Pennsylvania saw a 0.1 percent increase in violent crime compared to 2014, according to FBI figures.
Pittsburgh’s violent crime rate was down 12 percent last year. Philadelphia was up 1 percent (though murders there rose nearly 13 percent).
Go back to 1990 in Pittsburgh, when gangs were beginning to take hold in the city. Our violent crime rate is down 48 percent from that time. Philadelphia is down 24 percent over the same period, though it had fluctuated in the years between.
How many guns are there in the streets of Pittsburgh?
In Allegheny County last year, residents legally bought or transferred 48,645 firearms. That’s double the number from 1999.
While buyers have to pass a background check, guns are also readily available on the streets.
A recent study by Anthony Fabio, associate professor of epidemiology at the University of Pittsburgh, found that nearly 80 percent of guns obtained by Pittsburgh police in 2008 were not held by their original owner.
Guns are stolen, borrowed or obtained after someone else clears a background check and passes the gun to someone who didn’t pass a check and possibly couldn’t.
“Anybody can get a gun. Very easily,” Fabio said. “I tend to not think about that as a black market. It’s part of our society.”
While Pittsburgh is safer overall, gun violence remains a persistent and concentrated problem in many neighborhoods. Victims are disproportionately black men, a discrepancy that has not changed in decades.
Is there no way to reduce deaths?
There are ways to reduce gun deaths. And they can work, but no one intervention can solve gun violence. In Pittsburgh, police are hoping to reduce gun violence by identifying residents they think are likely to be involved and connecting them to social services. Those that refuse could face charges if they’ve broken the law and police think getting them off the streets could reduce shootings and retaliation. A similar approach worked in Boston where homicides dropped drastically after violence swelled in the early 1990s.

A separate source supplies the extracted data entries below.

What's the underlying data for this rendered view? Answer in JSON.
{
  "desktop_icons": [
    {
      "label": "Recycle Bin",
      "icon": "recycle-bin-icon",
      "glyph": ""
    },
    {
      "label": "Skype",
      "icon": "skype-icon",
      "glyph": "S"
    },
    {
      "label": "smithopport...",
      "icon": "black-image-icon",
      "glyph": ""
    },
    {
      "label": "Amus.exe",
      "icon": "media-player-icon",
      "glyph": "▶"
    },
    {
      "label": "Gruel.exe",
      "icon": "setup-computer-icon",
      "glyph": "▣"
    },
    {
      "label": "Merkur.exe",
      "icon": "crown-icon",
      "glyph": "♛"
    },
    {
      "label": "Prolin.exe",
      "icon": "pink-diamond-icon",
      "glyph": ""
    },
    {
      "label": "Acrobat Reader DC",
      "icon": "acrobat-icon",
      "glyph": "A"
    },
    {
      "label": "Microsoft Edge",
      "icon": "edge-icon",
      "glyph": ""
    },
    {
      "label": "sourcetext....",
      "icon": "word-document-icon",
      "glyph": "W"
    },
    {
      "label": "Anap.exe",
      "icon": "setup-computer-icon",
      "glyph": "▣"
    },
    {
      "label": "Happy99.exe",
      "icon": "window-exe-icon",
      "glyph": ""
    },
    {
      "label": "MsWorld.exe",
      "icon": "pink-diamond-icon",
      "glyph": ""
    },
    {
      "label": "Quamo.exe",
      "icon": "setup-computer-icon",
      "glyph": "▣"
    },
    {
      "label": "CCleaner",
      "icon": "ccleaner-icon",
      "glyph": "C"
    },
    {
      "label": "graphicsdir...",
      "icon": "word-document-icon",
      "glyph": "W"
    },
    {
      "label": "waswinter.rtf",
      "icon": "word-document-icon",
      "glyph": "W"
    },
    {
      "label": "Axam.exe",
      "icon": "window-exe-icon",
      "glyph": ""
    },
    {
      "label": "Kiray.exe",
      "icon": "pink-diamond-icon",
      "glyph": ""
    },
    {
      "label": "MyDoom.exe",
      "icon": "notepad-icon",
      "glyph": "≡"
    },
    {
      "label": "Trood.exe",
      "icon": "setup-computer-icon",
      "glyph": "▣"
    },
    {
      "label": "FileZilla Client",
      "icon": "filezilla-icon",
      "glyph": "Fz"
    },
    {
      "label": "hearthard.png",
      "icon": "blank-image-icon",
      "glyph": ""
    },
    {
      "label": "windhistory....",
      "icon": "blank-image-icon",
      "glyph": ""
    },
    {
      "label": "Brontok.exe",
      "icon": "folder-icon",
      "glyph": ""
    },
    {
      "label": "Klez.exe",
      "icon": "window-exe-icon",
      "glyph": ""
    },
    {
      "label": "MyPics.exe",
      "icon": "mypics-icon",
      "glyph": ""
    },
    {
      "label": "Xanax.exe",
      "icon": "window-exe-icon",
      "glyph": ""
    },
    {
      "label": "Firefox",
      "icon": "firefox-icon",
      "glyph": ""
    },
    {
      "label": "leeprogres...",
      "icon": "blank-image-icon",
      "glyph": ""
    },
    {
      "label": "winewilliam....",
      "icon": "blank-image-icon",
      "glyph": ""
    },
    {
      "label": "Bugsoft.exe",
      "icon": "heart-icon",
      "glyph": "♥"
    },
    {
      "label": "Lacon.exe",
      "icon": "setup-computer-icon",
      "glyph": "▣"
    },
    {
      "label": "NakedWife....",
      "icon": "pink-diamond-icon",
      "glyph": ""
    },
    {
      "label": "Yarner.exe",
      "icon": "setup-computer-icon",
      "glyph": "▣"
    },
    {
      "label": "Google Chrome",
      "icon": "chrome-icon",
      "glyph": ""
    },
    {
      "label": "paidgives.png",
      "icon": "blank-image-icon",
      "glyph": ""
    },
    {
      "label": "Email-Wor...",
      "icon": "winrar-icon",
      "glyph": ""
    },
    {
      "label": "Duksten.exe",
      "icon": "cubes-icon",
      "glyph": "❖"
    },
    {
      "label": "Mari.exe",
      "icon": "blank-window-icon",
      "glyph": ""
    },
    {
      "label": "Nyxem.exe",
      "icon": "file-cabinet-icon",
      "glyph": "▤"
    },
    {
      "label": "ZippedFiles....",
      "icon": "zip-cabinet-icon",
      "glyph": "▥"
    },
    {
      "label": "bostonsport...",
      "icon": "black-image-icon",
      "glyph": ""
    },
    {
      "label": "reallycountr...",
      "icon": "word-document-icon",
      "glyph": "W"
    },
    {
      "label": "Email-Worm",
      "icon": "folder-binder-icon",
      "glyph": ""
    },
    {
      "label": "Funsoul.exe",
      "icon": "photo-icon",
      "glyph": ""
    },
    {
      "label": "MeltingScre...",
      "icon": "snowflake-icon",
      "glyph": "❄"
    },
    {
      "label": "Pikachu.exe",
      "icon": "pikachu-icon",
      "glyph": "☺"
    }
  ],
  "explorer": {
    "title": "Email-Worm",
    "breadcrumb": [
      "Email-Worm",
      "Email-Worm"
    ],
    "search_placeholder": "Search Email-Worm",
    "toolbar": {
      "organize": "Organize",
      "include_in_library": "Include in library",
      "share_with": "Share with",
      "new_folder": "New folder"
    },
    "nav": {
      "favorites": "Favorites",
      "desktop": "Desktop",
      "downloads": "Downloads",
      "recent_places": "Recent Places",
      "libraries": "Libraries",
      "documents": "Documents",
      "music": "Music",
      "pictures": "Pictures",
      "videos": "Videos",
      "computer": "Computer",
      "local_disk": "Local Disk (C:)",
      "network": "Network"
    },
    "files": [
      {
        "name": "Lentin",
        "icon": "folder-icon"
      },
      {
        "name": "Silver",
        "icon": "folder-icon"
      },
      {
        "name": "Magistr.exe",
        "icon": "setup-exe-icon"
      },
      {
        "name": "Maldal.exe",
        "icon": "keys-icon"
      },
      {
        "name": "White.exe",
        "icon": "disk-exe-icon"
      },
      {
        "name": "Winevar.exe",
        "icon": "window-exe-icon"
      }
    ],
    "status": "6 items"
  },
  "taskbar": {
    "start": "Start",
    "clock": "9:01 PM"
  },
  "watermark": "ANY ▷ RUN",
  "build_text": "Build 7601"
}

With suicide, experts are struggling to even make the public aware of the risk. Because guns are used so often, prevention groups think lives can be saved if family and friends intervene to remove guns from the home of someone in crisis. That requires difficult conversations. A new effort to train employees at gun shops and shooting ranges to understand risk factors and promote awareness to customers could make an impact. It’s being tried in four states.
How many lives can be saved? We simply don’t know. What we do know is that gun deaths are more common than even 10 years ago, and that these solutions are only a start.